The idea is to simplify the operation of transformer stacks using types. The problem with regular monad transformer stacks is that you need to know all the transformers you use when you write a function, and changing the transformer stack changes how elevators work. mtl solves this by defining a class for each transformer that it has. This allows you to write functions that have a class restriction for each transformer required, but can work with any transformer stack that includes at least those.
This means that you can freely write functions with various sets of restrictions, and then use them in your game monad, if your game monad has at least these features.
For example, you may have
erk :: MonadRandom m => ... incr :: MonadState GameState m => ... err :: MonadError GameError m => ... lots :: (MonadRandom m, MonadState GameState m) => ...

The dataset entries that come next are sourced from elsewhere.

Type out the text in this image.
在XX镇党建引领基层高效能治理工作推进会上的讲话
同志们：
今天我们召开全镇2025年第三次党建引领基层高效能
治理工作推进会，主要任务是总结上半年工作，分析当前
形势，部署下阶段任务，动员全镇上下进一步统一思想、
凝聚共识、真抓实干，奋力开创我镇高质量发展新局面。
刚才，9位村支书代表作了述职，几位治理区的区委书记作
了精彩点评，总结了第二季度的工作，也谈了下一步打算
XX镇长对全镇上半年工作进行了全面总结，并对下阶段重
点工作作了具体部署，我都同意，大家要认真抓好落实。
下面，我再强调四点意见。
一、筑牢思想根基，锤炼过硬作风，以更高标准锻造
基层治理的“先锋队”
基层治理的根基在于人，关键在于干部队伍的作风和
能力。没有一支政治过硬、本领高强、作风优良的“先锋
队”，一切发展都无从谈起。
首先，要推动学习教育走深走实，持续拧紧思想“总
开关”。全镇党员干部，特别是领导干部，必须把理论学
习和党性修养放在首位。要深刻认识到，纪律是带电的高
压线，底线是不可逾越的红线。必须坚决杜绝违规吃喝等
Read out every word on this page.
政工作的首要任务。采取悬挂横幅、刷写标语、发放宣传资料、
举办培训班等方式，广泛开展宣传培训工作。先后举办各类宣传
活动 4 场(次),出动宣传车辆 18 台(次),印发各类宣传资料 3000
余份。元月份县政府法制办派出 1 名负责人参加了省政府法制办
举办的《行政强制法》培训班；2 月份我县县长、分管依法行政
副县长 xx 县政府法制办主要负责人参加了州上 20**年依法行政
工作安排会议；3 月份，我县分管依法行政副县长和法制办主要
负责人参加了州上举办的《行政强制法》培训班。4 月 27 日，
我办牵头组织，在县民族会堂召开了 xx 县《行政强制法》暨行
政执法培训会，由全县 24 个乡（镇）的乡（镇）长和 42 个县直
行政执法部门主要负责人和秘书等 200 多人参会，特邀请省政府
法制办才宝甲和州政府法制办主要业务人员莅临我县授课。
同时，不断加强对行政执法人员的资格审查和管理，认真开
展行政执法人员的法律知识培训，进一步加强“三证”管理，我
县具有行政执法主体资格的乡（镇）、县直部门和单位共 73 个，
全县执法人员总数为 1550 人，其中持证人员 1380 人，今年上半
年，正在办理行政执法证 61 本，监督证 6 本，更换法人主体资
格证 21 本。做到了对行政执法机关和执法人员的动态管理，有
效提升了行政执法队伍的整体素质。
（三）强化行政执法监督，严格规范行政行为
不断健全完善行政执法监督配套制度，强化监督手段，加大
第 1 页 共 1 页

and define a Game a type to support all of these:
type Game a = forall g. RandT g (StateT GameState (ErrorT GameError IO)) a
You can use all of these interchangeable elements within the Game because the Game belongs to all these classes. Moreover, you do not need to change anything except the definition of Game if you want to add additional features.
There is one important limitation: you can access only one instance of each transformer. This means that you can only have one StateT and one ErrorT in your stack. That's why StateT uses its own GameState type: you can just put all the different things you can store in your game into one type so you only need one StateT . ( GameError does the same for ErrorT .)
For such code, you can simply use the Game type directly when defining your functions:
flipCoin :: Game a -> Game a -> Game a flipCoin ab = ...
Since getRandom is polymorphic over m , it will work with any Game if it has at least RandT (or something similar) inside.
So, to answer your question, you can simply rely on existing mtl classes to take care of this. All primitive operations, such as getRandom , are polymorphic compared to their monad, so they will work with any stack at the end of which you finish. Just wrap all your transformers in your own ( Game ) and everything will be installed.